What do these anxious Christians view as their religious rights, their morality, and their values?  Jesus spoke most about seeking spiritual rather than material wealth, welcoming the stranger, meeting the needs of the poor and hungry, being humble, forgiving and loving.  Are these the values that American Christians think are under assault?  Are these the values that Trump personifies?

No, the values that American Christians (mostly the evangelical ones) espouse have more to do with sexual practices, abortion, homosexuality, prayer in schools and government and other issues that Jesus never or rarely addresses. 

No one is saying that these Christians cannot hold their beliefs or practice their religion.  If they want to remain celibate until marriage, they are free to do so.  If they want to suppress any homosexual urges they or their children may have, no one will stop them. If they want to carry a bible around with them and pray constantly, fine, but don’t force others to do it in school or anywhere else.

And if they want to spurn birth control and have a large family, by all means go for it!  Let’s face it, if they really wanted to dramatically limit abortions, they would be encouraging birth control and sex education rather than trying to pretend that we can go back to an age of no pre-marital sex.  Shall we have our children marrying at 13 again?

On the family values front, it is indeed sad that many families fall apart, that divorce is common, and that single parenting occurs so frequently.  But that trend began well before the decline in church attendance and its causes lie more in the realm of the changing and complex world we live in, and the evolving roles of women and men, than in our religious practices.

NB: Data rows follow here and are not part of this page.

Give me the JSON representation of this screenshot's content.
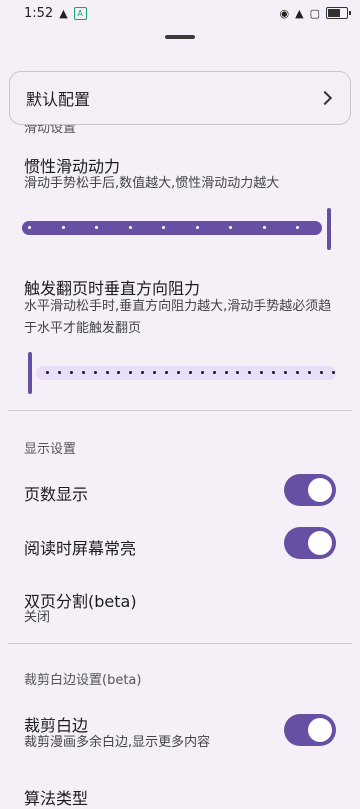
{
  "status_bar": {
    "time": "1:52",
    "icons": [
      "person-icon",
      "app-badge-icon",
      "eye-icon",
      "wifi-icon",
      "sim-x-icon",
      "battery-icon"
    ]
  },
  "default_config": {
    "label": "默认配置"
  },
  "scroll_section": {
    "label": "滑动设置"
  },
  "inertia": {
    "title": "惯性滑动动力",
    "subtitle": "滑动手势松手后,数值越大,惯性滑动动力越大",
    "value_fraction": 1.0
  },
  "resistance": {
    "title": "触发翻页时垂直方向阻力",
    "subtitle": "水平滑动松手时,垂直方向阻力越大,滑动手势越必须趋于水平才能触发翻页",
    "value_fraction": 0.0
  },
  "display_section": {
    "label": "显示设置"
  },
  "page_number": {
    "label": "页数显示",
    "on": true
  },
  "screen_on": {
    "label": "阅读时屏幕常亮",
    "on": true
  },
  "split_page": {
    "title": "双页分割(beta)",
    "value": "关闭"
  },
  "crop_section": {
    "label": "裁剪白边设置(beta)"
  },
  "crop": {
    "title": "裁剪白边",
    "subtitle": "裁剪漫画多余白边,显示更多内容",
    "on": true
  },
  "algorithm": {
    "title": "算法类型"
  },
  "colors": {
    "accent": "#6750a4",
    "track_inactive": "#e8def8",
    "background": "#f5eff8"
  }
}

Europe and Canada have transitioned to mostly secular societies.  Church affiliation and attendance in those nations is generally below 20% and much lower in Scandinavian nations, for example.  Where is the moral degradation and decline that Christians fear would result?  It is not to be found.  In fact, an argument can easily be made that these nations are much more moral and ethical than America.  They have taken the true substance of religion to heart and jettisoned the façade.

I understand the anxiety that animates conservative, evangelical Christians.  There are always unsettling changes in society as it evolves.  Unfortunately, the rigid dogma that these Christians embrace makes it difficult for them to adapt to these changes and work within them for a better world.  Fundamentalists are profoundly uncomfortable with ambiguity.  They long for absolutes and certainty.  And as they cling desperately to biblical inerrancy, scientific skepticism, and other doomed fallacies in thought, they have blithely enabled, in Trump, the most dangerous assault on our true values (honesty, humility, love, forgiveness, kindness, community) that the country has ever seen.